La comunicación se fracturó en tres actos clave:
- El Ultimátum: El Secretario de Guerra, Pete Hegseth, exigió eliminar toda restricción ética en el uso de Claude, calificando la postura de Anthropic como “insubordinación política”.
- La Respuesta Corporativa: Dario Amodei (CEO de Anthropic) emitió un comunicado el 26 de febrero rechazando las demandas, priorizando su misión de seguridad sobre los contratos federales.
- La Reacción Presidencial: El presidente Trump respondió en Truth Social calificando a los líderes de la empresa como “nut jobs de izquierda” y ordenando la prohibición total de su tecnología en el gobierno.
Este caso nos enseña que:
- La Identidad de marca es un activo político: La “IA Constitucional” de Anthropic fue interpretada por el Estado como “IA Woke”, demostrando cómo la terminología técnica puede ser politizada.

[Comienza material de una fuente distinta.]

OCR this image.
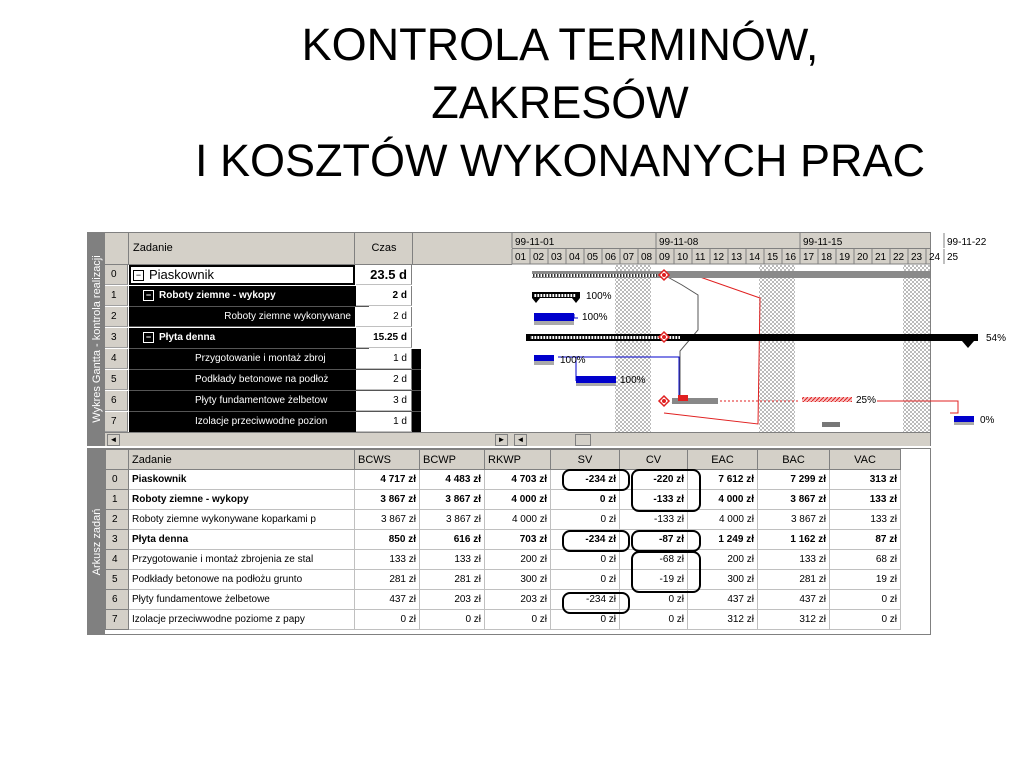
KONTROLA TERMINÓW,
ZAKRESÓW
I KOSZTÓW WYKONANYCH PRAC
Wykres Gantta - kontrola realizacji
Zadanie	Czas
0	− Piaskownik	23.5 d
1	− Roboty ziemne - wykopy	2 d
2	Roboty ziemne wykonywane	2 d
3	− Płyta denna	15.25 d
4	Przygotowanie i montaż zbroj	1 d
5	Podkłady betonowe na podłoż	2 d
6	Płyty fundamentowe żelbetow	3 d
7	Izolacje przeciwwodne pozion	1 d
99-11-01	99-11-08	99-11-15	99-11-22
01 02 03 04 05 06 07 08 09 10 11 12 13 14 15 16 17 18 19 20 21 22 23 24 25
100%
100%
54%
100%
100%
25%
0%
◄	►	◄
Arkusz zadań
	Zadanie	BCWS	BCWP	RKWP	SV	CV	EAC	BAC	VAC
0	Piaskownik	4 717 zł	4 483 zł	4 703 zł	-234 zł	-220 zł	7 612 zł	7 299 zł	313 zł
1	Roboty ziemne - wykopy	3 867 zł	3 867 zł	4 000 zł	0 zł	-133 zł	4 000 zł	3 867 zł	133 zł
2	Roboty ziemne wykonywane koparkami p	3 867 zł	3 867 zł	4 000 zł	0 zł	-133 zł	4 000 zł	3 867 zł	133 zł
3	Płyta denna	850 zł	616 zł	703 zł	-234 zł	-87 zł	1 249 zł	1 162 zł	87 zł
4	Przygotowanie i montaż zbrojenia ze stal	133 zł	133 zł	200 zł	0 zł	-68 zł	200 zł	133 zł	68 zł
5	Podkłady betonowe na podłożu grunto	281 zł	281 zł	300 zł	0 zł	-19 zł	300 zł	281 zł	19 zł
6	Płyty fundamentowe żelbetowe	437 zł	203 zł	203 zł	-234 zł	0 zł	437 zł	437 zł	0 zł
7	Izolacje przeciwwodne poziome z papy	0 zł	0 zł	0 zł	0 zł	0 zł	312 zł	312 zł	0 zł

- Riesgo de cadena de suministro: La designación de Anthropic como riesgo nacional pone en jaque a inversores como Google y Amazon, quienes ahora enfrentan la disyuntiva de desinvertir o perder contratos gubernamentales.
Mientras competidores como OpenAI y xAI aceptan el estándar de “uso lícito” dictado por el Pentágono, Anthropic se prepara para una batalla legal que definirá si las empresas de Silicon Valley pueden mantener su autodeterminación ética frente a la doctrina de seguridad nacional.